We felt it only proper to celebrate New Years on the beach, so we left Panaji for Arambol, one of the northern most beaches in the State. Goa is the stuff of legends, with the hippies first discovering its pleasures in the 60s and the ravers reinventing it as “Disco Valley” in the 80s and 90s. Some of that legend has turned to dust, with hotels catering to packaged tourists buying up the prime real estate and the government imposing a ban on loud music after 10 pm. But, it still seems to draw in the crowds around the holidays and Arambol, at least, still retains much of the relaxed vibe that attracted new agers long ago.

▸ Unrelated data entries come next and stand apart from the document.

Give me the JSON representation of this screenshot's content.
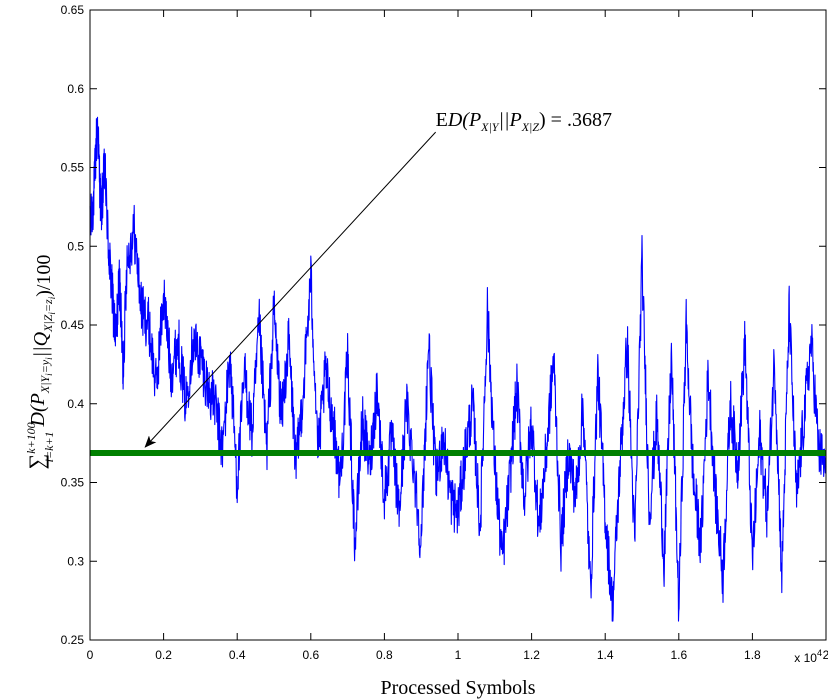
{
  "chart_data": {
    "type": "line",
    "xlabel": "Processed Symbols",
    "ylabel": "∑ D(P||Q)/100",
    "ylabel_parts": {
      "sum_symbol": "∑",
      "sum_upper": "k+100",
      "sum_lower": "i=k+1",
      "body": "D(P",
      "p_sub": "X|Y",
      "p_subsub": "i",
      "p_subeq": "=y",
      "p_subsub2": "i",
      "sep": "||Q",
      "q_sub": "X|Z",
      "q_subsub": "i",
      "q_subeq": "=z",
      "q_subsub2": "i",
      "tail": ")/100"
    },
    "xlim": [
      0,
      20000
    ],
    "ylim": [
      0.25,
      0.65
    ],
    "x_ticks": [
      0,
      2000,
      4000,
      6000,
      8000,
      10000,
      12000,
      14000,
      16000,
      18000,
      20000
    ],
    "x_tick_labels": [
      "0",
      "0.2",
      "0.4",
      "0.6",
      "0.8",
      "1",
      "1.2",
      "1.4",
      "1.6",
      "1.8",
      "2"
    ],
    "x_multiplier": {
      "base": "x 10",
      "exp": "4"
    },
    "y_ticks": [
      0.25,
      0.3,
      0.35,
      0.4,
      0.45,
      0.5,
      0.55,
      0.6,
      0.65
    ],
    "y_tick_labels": [
      "0.25",
      "0.3",
      "0.35",
      "0.4",
      "0.45",
      "0.5",
      "0.55",
      "0.6",
      "0.65"
    ],
    "grid": false,
    "series": [
      {
        "color": "#0000ff",
        "style": "noisy-line",
        "x": [
          0,
          100,
          200,
          300,
          400,
          500,
          600,
          700,
          800,
          900,
          1000,
          1200,
          1400,
          1600,
          1800,
          2000,
          2200,
          2400,
          2600,
          2800,
          3000,
          3200,
          3400,
          3600,
          3800,
          4000,
          4200,
          4400,
          4600,
          4800,
          5000,
          5200,
          5400,
          5600,
          5800,
          6000,
          6200,
          6400,
          6600,
          6800,
          7000,
          7200,
          7400,
          7600,
          7800,
          8000,
          8200,
          8400,
          8600,
          8800,
          9000,
          9200,
          9400,
          9600,
          9800,
          10000,
          10200,
          10400,
          10600,
          10800,
          11000,
          11200,
          11400,
          11600,
          11800,
          12000,
          12200,
          12400,
          12600,
          12800,
          13000,
          13200,
          13400,
          13600,
          13800,
          14000,
          14200,
          14400,
          14600,
          14800,
          15000,
          15200,
          15400,
          15600,
          15800,
          16000,
          16200,
          16400,
          16600,
          16800,
          17000,
          17200,
          17400,
          17600,
          17800,
          18000,
          18200,
          18400,
          18600,
          18800,
          19000,
          19200,
          19400,
          19600,
          19800,
          20000
        ],
        "y": [
          0.51,
          0.53,
          0.58,
          0.52,
          0.55,
          0.5,
          0.47,
          0.44,
          0.48,
          0.42,
          0.49,
          0.51,
          0.46,
          0.45,
          0.41,
          0.47,
          0.42,
          0.44,
          0.4,
          0.44,
          0.43,
          0.41,
          0.4,
          0.37,
          0.43,
          0.35,
          0.42,
          0.38,
          0.45,
          0.37,
          0.46,
          0.39,
          0.44,
          0.36,
          0.41,
          0.48,
          0.37,
          0.42,
          0.39,
          0.35,
          0.43,
          0.31,
          0.39,
          0.36,
          0.41,
          0.34,
          0.38,
          0.33,
          0.4,
          0.36,
          0.31,
          0.44,
          0.35,
          0.38,
          0.34,
          0.33,
          0.37,
          0.4,
          0.32,
          0.46,
          0.36,
          0.3,
          0.35,
          0.41,
          0.34,
          0.39,
          0.32,
          0.37,
          0.43,
          0.31,
          0.37,
          0.34,
          0.4,
          0.28,
          0.42,
          0.33,
          0.27,
          0.36,
          0.44,
          0.31,
          0.49,
          0.33,
          0.39,
          0.3,
          0.43,
          0.27,
          0.45,
          0.35,
          0.31,
          0.42,
          0.34,
          0.29,
          0.4,
          0.36,
          0.44,
          0.3,
          0.38,
          0.33,
          0.43,
          0.29,
          0.46,
          0.34,
          0.39,
          0.44,
          0.37,
          0.36
        ]
      },
      {
        "color": "#008000",
        "style": "reference-line",
        "x": [
          0,
          20000
        ],
        "y": [
          0.3687,
          0.3687
        ]
      }
    ],
    "annotation": {
      "prefix": "E",
      "body": "D(P",
      "p_sub": "X|Y",
      "sep": "||P",
      "q_sub": "X|Z",
      "tail": ") = .3687",
      "arrow_from": [
        9800,
        0.575
      ],
      "arrow_to": [
        1500,
        0.37
      ],
      "text_anchor": [
        9800,
        0.575
      ]
    }
  }
}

We rented a simple bungalow near the cliffs and spent our days wandering the beach with the resident cows. Every five feet we came across aging hippies building sand castles with their naked flower children, dreaded college drop outs practicing poi, yogis doing handstands or loners listening to Ipods and dancing with themselves in the surf. And then there were the groups of young Indian guys, dressed in jeans and loafers, who were clearly using their lunch break to scope out western women in bikinis. It was humanity its quirkiest and it provided near constant entertainment.
We took a small break from the time warp to join the 21st century for the Sunburn Electronic Music Festival on Calangute beach, followed by the BLive party at the Sinquerim helipad later that night. Even though Carl Cox was the headliner, the crowds consisted of many more Indians than vacationing Brits. It was fascinating to watch the juxtaposition of traditional and emerging culture, with some of the young Indians clearly feeling excited, but also a little awkward to be taking part in something so far removed from their everyday lives for the holiday weekend.
On New Year’s Eve we had a great dinner and then hit a few hilarious dance parties along the beach front. At midnight, we went for a dip in the ocean, taking in the fireworks shows on both ends of what seemed to be an endless stretch of sand. It was pretty epic, if I do say so myself.